PEMBUKAAN KEDAI BAKMI ASAMI
Laksana tersenyum lebar sekali melihat spanduk yang terbentang di depan tokonya. Ia memainkan bunga-bunga yang menghias di sekeliling spanduk tersebut.
Akhirnya setelah dua bulan penantian, Laksana sudah berada di tahap pembukaan kedainya. Bermodalkan uang yang diberi sang ayah, Laksana dan istrinya memutuskan membuka usaha di bidang kuliner. Bakmi dan beberapa minuman kesukaan anak muda menjadi menu yang mereka sajikan.
Asami, nama kedai itu merupakan gabungan antara nama Laksana dan Damira. Tempatnya juga strategis, tidak begitu besar dan tidak begitu kecil. Pada halaman kedai terdapat beberapa tumbuhan, saran dari Gevano agar kedai terlihat lebih hidup. Meja dan kursi untuk pelanggan diletakkan di dalam ruangan, ada juga yang dijajarkan di luar untuk pelanggan yang ingin menikmati udara segar.
Beberapa pengunjung sudah berdatangan, menduduki meja-meja yang terdapat di luar kedai. Laksana menatap para pengunjung. Mereka terlihat sabar menanti waktu pembukaan, tidak ada yang terlihat kesal, sebagian dari mereka justru menyempatkan diri berfoto pada sudut-sudut instagramable.
"Nunggu siapa lagi? Teman-temanmu sudah ada di dalam lho." Damira menyusul suaminya ke depan.

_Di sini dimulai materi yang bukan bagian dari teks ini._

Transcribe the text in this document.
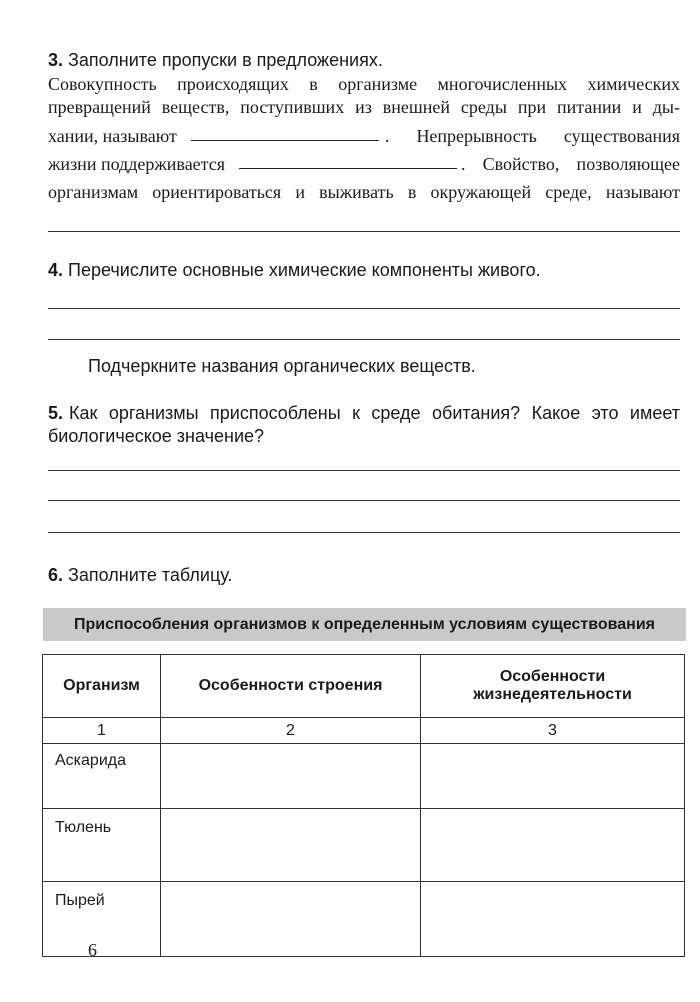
3. Заполните пропуски в предложениях.
Совокупность происходящих в организме многочисленных химических
превращений веществ, поступивших из внешней среды при питании и ды-
хании, называют	. Непрерывность существования
жизни поддерживается	. Свойство, позволяющее
организмам ориентироваться и выживать в окружающей среде, называют
4. Перечислите основные химические компоненты живого.
Подчеркните названия органических веществ.
5. Как организмы приспособлены к среде обитания? Какое это имеет
биологическое значение?
6. Заполните таблицу.
Приспособления организмов к определенным условиям существования
Организм	Особенности строения	Особенности жизнедеятельности
1	2	3
Аскарида		
Тюлень		
Пырей		
6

Kakak kembarnya, Anandika, Alvano, Alvani, ikut membantu dirinya dalam pembentukan kedai bakmi ini. Lengkap dihadiri oleh adik-adik mereka, alias Andara, Andaru, Abidzar, Atlaska, Alvaro, Alphino, dan Pradana. Mereka berada di dalam, menyiapkan menu spesial yang hanya ia hadirkan hari ini. Bakmi dengan topik beef teriaki, ditambah teh manis dari daun teh asli. Adik kembar ayahnya dan suami juga sudah di sana, duduk menikmati nuansa kedai. Namun, ada dua orang yang tiba di lokasi.
Ayah dan ibunya. Dua hari lalu, sang ayah baru saja keluar dari rumah sakit setelah tiga minggu dirawat. Penyakit jantung Anatra semakin parah, harus menjalani beberapa operasi. Faktornya disebabkan oleh pikiran.
Laksana tidak begitu menyarankan ayahnya untuk hadir, tetapi ia sangat berharap agar ayahnya bisa menyaksikan kesuksesan kedai bakmi ini.
Mata lelaki itu seketika berbinar tatkala sebuah mobil berhenti di parkiran kedainya. Setelah itu dirinya memutarkan tubuh Damira supaya menoleh melihat apa yang dirinya lihat.
Beberapa pengunjung histeris melihat kehadirannya yang baru turun dari mobil, sampai beranjak dari tempat duduk demi bisa menghampirinya. Para pengunjung yang kelihatannya adalah mahasiswa itu melontarkan kalimat-kalimat rindu, selama tiga minggu tidak bertemu rasanya berat sekali.
Selesai menghadapi para mahasiswi, pria itu pun melangkah kembali menghampiri putranya yang masih berdiri tegap. Ia mengulurkan tangan, selayaknya seorang pengusaha bertemu dengan pengusaha lain.
"Selamat atas pembukaan kedainya, Pak Laksana."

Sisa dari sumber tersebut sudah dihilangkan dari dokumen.